FIRST you fund your emergency fund
SECOND you fund your retirement (Kids can take out student loans if needed)
THIRD - pay off consumer debt (I see you have none - so good job on that!)
Here is Dave Ramsey's suggested division of income:
Housing: 30-45% (mortgage+taxes+insurance_HOA+utilities_maintenance
Transportation: 10-15% vehicle payment, gas, insurance,maintenance
Charitable giving: 10-12%
Food: 5-15%
Saving 5-10%
Medical/Health 5-10%
Clothing 2-7%
Debt: 5-10%
Miscellaneous 12-23%
adjust those as suits your needs/goals and priorities
Retiring at 55 seems a bit idealistic especially when you have 3 kids to raise
For eating organic, would having your own garden and canning be an option. It would allow you to eat organic all year round for less.
As a recent college grad I would recommend stopping the college fund. I saw too many of my classmates take advantage of their "free" college ride from their parents and goof off, barely graduating. I lived at home, worked part time and went to college full time, paying for my classes made me appreciate them. Yes I missed out on some of the social aspects of the college experience, but I graduated with a 3.9 gpa, two bachelors degrees, and no loans. Your kids will have access to all kinds of scholarships that they can start applying for as freshman in high school.

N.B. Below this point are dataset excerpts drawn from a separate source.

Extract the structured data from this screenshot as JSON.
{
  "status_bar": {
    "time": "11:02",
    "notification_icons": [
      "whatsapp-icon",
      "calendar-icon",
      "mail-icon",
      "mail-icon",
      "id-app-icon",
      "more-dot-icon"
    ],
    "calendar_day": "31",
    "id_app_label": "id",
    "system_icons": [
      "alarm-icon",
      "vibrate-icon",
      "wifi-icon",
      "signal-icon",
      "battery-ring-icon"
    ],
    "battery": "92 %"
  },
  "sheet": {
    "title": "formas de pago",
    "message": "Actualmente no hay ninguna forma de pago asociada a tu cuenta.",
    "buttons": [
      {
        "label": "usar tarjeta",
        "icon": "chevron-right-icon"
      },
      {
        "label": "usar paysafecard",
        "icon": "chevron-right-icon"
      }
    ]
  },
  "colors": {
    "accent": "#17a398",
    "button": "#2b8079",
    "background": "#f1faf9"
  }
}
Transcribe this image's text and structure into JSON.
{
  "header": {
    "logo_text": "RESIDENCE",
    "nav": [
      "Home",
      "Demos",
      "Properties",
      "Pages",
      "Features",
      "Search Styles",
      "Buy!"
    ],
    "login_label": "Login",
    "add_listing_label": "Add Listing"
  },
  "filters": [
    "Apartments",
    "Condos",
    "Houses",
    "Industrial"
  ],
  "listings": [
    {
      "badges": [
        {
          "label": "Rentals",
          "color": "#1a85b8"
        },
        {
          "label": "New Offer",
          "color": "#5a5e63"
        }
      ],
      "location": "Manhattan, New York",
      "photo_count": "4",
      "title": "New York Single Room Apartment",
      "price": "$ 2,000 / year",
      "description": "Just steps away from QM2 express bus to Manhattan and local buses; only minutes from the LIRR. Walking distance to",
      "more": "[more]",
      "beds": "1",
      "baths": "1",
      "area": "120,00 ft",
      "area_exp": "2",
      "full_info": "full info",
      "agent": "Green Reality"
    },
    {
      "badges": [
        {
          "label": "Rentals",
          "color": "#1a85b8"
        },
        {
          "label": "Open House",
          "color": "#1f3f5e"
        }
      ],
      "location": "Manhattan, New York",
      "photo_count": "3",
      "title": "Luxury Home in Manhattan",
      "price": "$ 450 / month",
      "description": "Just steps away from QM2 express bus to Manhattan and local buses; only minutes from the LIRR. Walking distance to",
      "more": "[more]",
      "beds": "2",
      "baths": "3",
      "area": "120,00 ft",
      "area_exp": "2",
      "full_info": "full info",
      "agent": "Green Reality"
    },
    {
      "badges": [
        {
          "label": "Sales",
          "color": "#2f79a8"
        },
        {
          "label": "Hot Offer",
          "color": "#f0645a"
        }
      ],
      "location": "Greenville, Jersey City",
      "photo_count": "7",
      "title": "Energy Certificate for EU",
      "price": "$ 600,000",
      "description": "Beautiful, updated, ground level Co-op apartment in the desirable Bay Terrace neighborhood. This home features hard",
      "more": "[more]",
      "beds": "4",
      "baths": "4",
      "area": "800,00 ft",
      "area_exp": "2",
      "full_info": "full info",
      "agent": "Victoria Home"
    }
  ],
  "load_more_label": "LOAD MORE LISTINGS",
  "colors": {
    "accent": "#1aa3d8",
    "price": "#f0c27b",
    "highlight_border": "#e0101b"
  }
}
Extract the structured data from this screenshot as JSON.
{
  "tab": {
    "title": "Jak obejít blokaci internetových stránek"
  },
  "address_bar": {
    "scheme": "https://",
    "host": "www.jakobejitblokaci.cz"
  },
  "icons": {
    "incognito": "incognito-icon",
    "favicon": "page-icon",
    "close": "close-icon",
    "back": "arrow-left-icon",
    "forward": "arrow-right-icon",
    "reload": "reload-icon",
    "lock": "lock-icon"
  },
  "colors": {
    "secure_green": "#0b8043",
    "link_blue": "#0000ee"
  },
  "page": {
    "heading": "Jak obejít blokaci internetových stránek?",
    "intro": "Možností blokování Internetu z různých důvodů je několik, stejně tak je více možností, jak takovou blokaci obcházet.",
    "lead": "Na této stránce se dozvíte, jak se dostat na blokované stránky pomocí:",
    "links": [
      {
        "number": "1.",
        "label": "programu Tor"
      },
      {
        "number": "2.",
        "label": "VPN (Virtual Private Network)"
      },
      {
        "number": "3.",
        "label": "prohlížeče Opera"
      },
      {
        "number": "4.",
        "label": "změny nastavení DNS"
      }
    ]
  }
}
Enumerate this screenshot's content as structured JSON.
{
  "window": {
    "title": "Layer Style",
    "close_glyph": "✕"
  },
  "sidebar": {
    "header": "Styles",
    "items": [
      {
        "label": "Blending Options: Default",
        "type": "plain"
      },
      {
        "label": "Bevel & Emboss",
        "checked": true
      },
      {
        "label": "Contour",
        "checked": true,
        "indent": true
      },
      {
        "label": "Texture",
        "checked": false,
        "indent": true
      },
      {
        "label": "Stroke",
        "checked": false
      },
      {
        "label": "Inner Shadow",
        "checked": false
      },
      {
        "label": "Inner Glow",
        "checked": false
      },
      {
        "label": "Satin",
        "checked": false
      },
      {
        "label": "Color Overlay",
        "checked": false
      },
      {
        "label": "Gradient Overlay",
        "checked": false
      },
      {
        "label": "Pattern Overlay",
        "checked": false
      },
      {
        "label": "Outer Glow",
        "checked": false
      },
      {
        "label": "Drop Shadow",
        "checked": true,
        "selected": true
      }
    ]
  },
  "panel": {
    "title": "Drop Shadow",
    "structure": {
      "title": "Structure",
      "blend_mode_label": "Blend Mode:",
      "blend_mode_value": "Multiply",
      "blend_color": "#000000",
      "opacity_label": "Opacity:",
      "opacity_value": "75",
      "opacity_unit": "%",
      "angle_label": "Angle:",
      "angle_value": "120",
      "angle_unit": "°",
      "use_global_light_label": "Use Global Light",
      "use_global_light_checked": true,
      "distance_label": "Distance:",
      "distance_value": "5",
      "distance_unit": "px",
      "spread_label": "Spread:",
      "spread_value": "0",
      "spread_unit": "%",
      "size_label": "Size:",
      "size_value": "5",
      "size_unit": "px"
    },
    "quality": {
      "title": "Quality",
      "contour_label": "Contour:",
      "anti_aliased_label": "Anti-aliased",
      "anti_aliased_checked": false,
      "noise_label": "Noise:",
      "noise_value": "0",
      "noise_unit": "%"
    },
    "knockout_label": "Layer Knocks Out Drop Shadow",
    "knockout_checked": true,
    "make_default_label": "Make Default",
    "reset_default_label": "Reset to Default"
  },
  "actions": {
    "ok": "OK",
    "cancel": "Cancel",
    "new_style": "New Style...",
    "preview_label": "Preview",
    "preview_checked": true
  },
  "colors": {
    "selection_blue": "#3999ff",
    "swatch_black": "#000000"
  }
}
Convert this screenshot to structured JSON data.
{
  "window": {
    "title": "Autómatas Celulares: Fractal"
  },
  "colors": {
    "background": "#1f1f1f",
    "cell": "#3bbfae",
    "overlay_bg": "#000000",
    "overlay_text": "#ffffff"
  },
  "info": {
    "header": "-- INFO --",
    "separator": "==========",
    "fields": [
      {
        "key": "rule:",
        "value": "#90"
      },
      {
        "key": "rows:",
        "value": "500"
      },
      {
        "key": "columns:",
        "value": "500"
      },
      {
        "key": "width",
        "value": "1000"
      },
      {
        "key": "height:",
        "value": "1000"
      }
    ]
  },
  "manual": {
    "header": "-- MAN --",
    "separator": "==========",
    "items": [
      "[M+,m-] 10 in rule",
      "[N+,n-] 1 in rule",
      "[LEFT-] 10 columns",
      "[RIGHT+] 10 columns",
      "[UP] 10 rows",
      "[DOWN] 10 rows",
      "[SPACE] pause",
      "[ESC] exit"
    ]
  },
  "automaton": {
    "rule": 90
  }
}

I have to echo the others about funding your retirement.
While I think it is admirable that you want to fully pay for your children's educations, you shouldn't be doing it at your own expense. Your kids can take out loans for school, but you can't take out a loan for retirement.
I'm very fortunate to have been able to have my schooling paid for, though I always worked for my own spending money. But, my parents funded that in addition to funding their own retirement. So they retired before 60 and still have enough money to live on comfortably. It doesn't sound to me like you are making those same provisions for yourself.
But that brings us to present day...currently my parents are in their early/mid 50s have very little saved in retirement and even less in personal savings (they maybe have $5,000 saved up total). Most of this is because they decided to spend money on our education instead of putting aside some money for their future, and they also are not great at making smart financial decisions (that's a whole different story that I won't bore you with).
Anyways, I would just say make sure to take care of yourself too, because you never know what will happen. I know it's just a matter of time before my parents come to live with us (that's ok with me, even expected as my family is latino, but still). Currently H and I don't have any kids but we are starting to save money for college for any little ones that come along, but we are also funding out retirement through work.